Astrophysicists knew that the heart of that envelope contained these scattered neutrinos, but because they are relatively few compared with the numbers streaming from the core, they thought neutrino influence on the physics of these explosions would be so minor it could be ignored.  Cherry and his colleagues say not so in a paper published in Physics Review Letters.

The research team showed that neutrinos streaming from the core interacted with halo neutrinos far more often than anticipated. They also calculated how often that might occur and how large a difference it would make to their models of neutrinos within supernovae.

“What was so startling about this is that nowhere was the correction less than 14 percent. That’s enough that you need to worry about it,” he said. Indeed, some places in the outer regions of the envelope require as much as a 10-fold correction.

Neutrinos are famously aloof particles that seldom interact with matter.

“The way neutrinos interact in matter depends on what we call ‘flavor’,” said George Fuller, professor of physics at UC San Diego who leads the neutrino-modeling research group.

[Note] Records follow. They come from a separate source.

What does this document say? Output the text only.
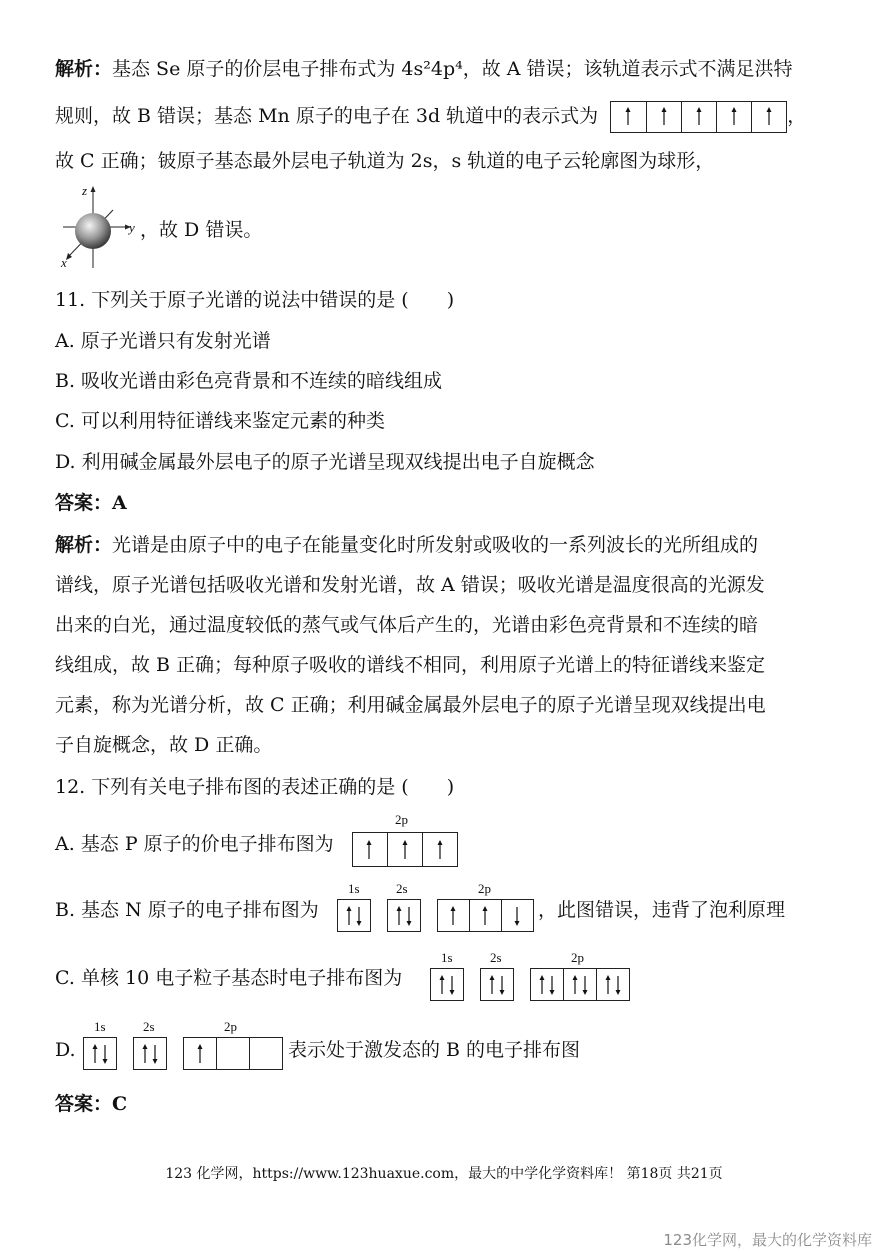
解析：基态 Se 原子的价层电子排布式为 4s²4p⁴，故 A 错误；该轨道表示式不满足洪特
规则，故 B 错误；基态 Mn 原子的电子在 3d 轨道中的表示式为	，
故 C 正确；铍原子基态最外层电子轨道为 2s，s 轨道的电子云轮廓图为球形，
z
y
x
，故 D 错误。
11. 下列关于原子光谱的说法中错误的是 (　　)
A. 原子光谱只有发射光谱
B. 吸收光谱由彩色亮背景和不连续的暗线组成
C. 可以利用特征谱线来鉴定元素的种类
D. 利用碱金属最外层电子的原子光谱呈现双线提出电子自旋概念
答案：A
解析：光谱是由原子中的电子在能量变化时所发射或吸收的一系列波长的光所组成的
谱线，原子光谱包括吸收光谱和发射光谱，故 A 错误；吸收光谱是温度很高的光源发
出来的白光，通过温度较低的蒸气或气体后产生的，光谱由彩色亮背景和不连续的暗
线组成，故 B 正确；每种原子吸收的谱线不相同，利用原子光谱上的特征谱线来鉴定
元素，称为光谱分析，故 C 正确；利用碱金属最外层电子的原子光谱呈现双线提出电
子自旋概念，故 D 正确。
12. 下列有关电子排布图的表述正确的是 (　　)
A. 基态 P 原子的价电子排布图为
2p
B. 基态 N 原子的电子排布图为
1s	2s	2p
，此图错误，违背了泡利原理
C. 单核 10 电子粒子基态时电子排布图为
1s	2s	2p
D.
1s	2s	2p
表示处于激发态的 B 的电子排布图
答案：C
123 化学网，https://www.123huaxue.com，最大的中学化学资料库！ 第18页 共21页
123化学网，最大的化学资料库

Neutrinos meet and “scatter” off one another and in the process change their flavor. The influence is much greater than physicists thought in the outer halo of neutrinos.

“Even though few neutrinos are scattered in funny directions, they can completely dominate how the neutrinos change their favors,” Fuller said.

Many important things are determined by this balance of neutrino flavors, such as what new elements are forged when a star explodes.

“The neutrinos are the engine that drives the exploding star,” Cherry said. “What’s going on with neutrinos sets the entire stage for what’s happening in the explosion. Those neutrino flavor states allow the neutrinos to change protons to neutrons or neutrons to protons. What matter is produced, what kinds of atoms, elements are produced by these supernovas are changed dramatically if you change the flavor content of neutrinos.”